Contoh (1) merupakan contoh tindak tutur dengan menggunakan modus kalimat deklaratif dan makna yang terkandung dalam tuturan tersebut adalah makna menyarankan. Sedangkan kalimat (2) menggunakan modus kalimat interogatif dan berdasarkan konteks kalimatnya kalimat tersebut bukan lagi sekedar bertanya namun memiliki fungsi „meminta‟. Dari kedua contoh kalimat tersebut kalimat (1) dikategorikan sebagai tindak tutur langsung karena menyarankan dengan tuturan secara langsung. Sedangkan kalimat (2) dikategorikan sebagai kalimat tidak langsung karena fungsi meminta dengan menggunakan modus kalimat interogatif.

Adapun faktor yang mempengaruhi tuturan direktif dari kalimat (1) adalah norma. Norma mengacu pada aturan dalam berinteraksi dan juga mengacu pada penafsiran terhadap ujaran dari lawan bicara. Pada kalimat di atas, norma interaksi terlihat dari fungsi tindak tutur direktifnya yakni fungsi menyarankan. Pada kata yang dipertebal dan miring should listen „seharusnya mendengarkan‟ penutur menyarankan mitra tutur (Paus Paulus) untuk mendengarkan suara ummat Katolik hari ini bukan kepada leluhur sebelumnya saja. Selain dilihat dari konstruksi sintaksisnya bahwa modal should memiliki fungsi memberi saran atau nasihat, konteks kalimat juga memperlihatkan norma interaksi yang diujarkan oleh penutur kepada mitra tutur. Oleh karenanya, kalimat (1) membuktikan bahwa tindak tutur direktif berfungsi menyarankan telah dipengaruhi oleh norma.

Sedangkan dengan strategi kesopanan yang digunakan, kalimat (1) menggunakan strategi kesopanan negatif karena penutur tidak ingin keinginannya

(7)

dihalangi oleh pihak lain. Supaya tidak melanggar muka negatif mitra tutur, penutur memberikan penghargaan. Penutur memberikan penghargaan kepada Pope Francis dan Pope Paulus dengan sebutan Pope „Paus‟ karena jabatan mereka yang menjadi seorang Paus dari sebuah Gereja di Vatikan. Di dalam media massa The New York Times, penyebutan penghargaan nama digunakan karena supaya berita yang disampaikan lebih terkesan santun.
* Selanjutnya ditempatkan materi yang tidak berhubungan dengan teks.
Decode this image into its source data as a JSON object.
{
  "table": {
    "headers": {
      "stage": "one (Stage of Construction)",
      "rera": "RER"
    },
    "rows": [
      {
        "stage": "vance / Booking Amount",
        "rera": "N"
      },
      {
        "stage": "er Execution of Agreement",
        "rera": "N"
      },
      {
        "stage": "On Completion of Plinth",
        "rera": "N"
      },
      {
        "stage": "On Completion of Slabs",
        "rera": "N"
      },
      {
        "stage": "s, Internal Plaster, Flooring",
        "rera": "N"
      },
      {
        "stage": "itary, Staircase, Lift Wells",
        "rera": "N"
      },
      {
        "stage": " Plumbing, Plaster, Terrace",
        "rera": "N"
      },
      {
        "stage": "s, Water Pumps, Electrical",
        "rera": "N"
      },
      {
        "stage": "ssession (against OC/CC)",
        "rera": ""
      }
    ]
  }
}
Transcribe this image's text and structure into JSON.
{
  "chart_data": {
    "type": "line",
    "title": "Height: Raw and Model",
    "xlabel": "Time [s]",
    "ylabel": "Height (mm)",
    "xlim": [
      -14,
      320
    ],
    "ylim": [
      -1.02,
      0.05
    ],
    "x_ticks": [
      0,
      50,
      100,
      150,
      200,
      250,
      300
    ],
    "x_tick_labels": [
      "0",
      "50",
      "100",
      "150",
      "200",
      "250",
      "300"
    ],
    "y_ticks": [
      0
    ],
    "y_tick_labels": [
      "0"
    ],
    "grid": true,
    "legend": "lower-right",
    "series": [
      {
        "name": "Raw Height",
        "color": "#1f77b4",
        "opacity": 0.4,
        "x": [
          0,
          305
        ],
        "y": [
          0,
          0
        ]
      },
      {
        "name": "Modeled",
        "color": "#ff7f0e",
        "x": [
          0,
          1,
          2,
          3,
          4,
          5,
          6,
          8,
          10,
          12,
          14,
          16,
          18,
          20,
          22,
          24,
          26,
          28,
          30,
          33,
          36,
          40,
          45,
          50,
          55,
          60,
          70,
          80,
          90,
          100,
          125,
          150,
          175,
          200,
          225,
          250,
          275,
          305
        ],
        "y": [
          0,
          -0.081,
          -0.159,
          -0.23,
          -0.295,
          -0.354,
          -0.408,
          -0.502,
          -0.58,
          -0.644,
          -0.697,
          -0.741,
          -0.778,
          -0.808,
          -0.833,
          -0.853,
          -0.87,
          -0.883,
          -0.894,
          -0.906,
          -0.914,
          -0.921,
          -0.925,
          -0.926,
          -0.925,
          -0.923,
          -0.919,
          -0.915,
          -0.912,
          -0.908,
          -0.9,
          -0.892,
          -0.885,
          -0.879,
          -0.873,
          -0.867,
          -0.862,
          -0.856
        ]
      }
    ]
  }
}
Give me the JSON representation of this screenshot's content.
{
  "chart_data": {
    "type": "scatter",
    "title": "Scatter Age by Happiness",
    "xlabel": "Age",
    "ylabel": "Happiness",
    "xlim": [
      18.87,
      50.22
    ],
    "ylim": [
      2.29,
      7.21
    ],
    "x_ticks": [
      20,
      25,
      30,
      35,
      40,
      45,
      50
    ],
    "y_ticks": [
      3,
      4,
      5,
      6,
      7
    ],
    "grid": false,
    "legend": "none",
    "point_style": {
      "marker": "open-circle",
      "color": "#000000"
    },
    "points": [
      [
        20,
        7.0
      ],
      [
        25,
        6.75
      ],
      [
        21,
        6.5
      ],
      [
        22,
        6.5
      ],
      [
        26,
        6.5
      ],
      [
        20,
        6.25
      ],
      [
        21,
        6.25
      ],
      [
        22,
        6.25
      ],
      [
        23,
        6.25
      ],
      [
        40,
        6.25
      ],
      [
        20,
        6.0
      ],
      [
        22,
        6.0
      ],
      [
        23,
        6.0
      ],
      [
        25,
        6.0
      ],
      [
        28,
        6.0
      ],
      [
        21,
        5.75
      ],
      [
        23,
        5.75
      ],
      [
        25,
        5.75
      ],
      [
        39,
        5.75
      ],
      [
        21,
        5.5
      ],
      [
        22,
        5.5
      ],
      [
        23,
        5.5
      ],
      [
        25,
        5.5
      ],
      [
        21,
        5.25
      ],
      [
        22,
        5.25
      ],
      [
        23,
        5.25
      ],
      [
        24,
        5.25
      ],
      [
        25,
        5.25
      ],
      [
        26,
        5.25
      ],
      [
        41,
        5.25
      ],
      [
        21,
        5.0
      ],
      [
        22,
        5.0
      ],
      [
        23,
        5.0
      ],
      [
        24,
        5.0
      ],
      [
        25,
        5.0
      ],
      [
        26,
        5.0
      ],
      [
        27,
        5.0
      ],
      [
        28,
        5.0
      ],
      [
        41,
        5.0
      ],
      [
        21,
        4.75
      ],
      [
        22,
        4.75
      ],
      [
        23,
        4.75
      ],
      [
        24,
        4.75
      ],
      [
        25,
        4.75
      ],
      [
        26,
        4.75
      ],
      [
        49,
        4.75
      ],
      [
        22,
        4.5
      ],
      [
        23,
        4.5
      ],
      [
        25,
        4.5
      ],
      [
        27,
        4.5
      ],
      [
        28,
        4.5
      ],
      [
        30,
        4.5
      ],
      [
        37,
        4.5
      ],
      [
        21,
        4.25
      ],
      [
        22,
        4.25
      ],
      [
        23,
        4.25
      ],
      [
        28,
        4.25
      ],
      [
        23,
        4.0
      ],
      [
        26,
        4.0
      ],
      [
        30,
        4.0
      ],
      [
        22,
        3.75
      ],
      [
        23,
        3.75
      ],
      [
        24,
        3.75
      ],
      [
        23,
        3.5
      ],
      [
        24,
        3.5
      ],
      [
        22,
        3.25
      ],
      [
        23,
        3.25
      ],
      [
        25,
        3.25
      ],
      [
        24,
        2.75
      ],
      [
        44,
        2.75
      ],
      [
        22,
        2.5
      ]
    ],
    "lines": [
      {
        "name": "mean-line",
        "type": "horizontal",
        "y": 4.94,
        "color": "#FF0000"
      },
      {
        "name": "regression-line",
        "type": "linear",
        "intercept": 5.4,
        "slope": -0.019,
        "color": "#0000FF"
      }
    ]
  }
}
Dari gambaran analisis data di atas, sangat penting diketahui bagaimana jenis dan fungsi tindak tutur direktif dalam Editorial The New York Times beserta faktor apa saja yang mempengaruhinya dan juga strategi kesopanan apa saja yang digunakan dalam tindak tutur tersebut.

1.2 Rumusan Masalah

Berdasarkan latar belakang yang telah dijelaskan di atas, penelitian ini memiliki tiga rumusan masalah, yakni:

1. Bagaimana jenis dan fungsi tindak tutur direktif dalam Editorial The New York Times?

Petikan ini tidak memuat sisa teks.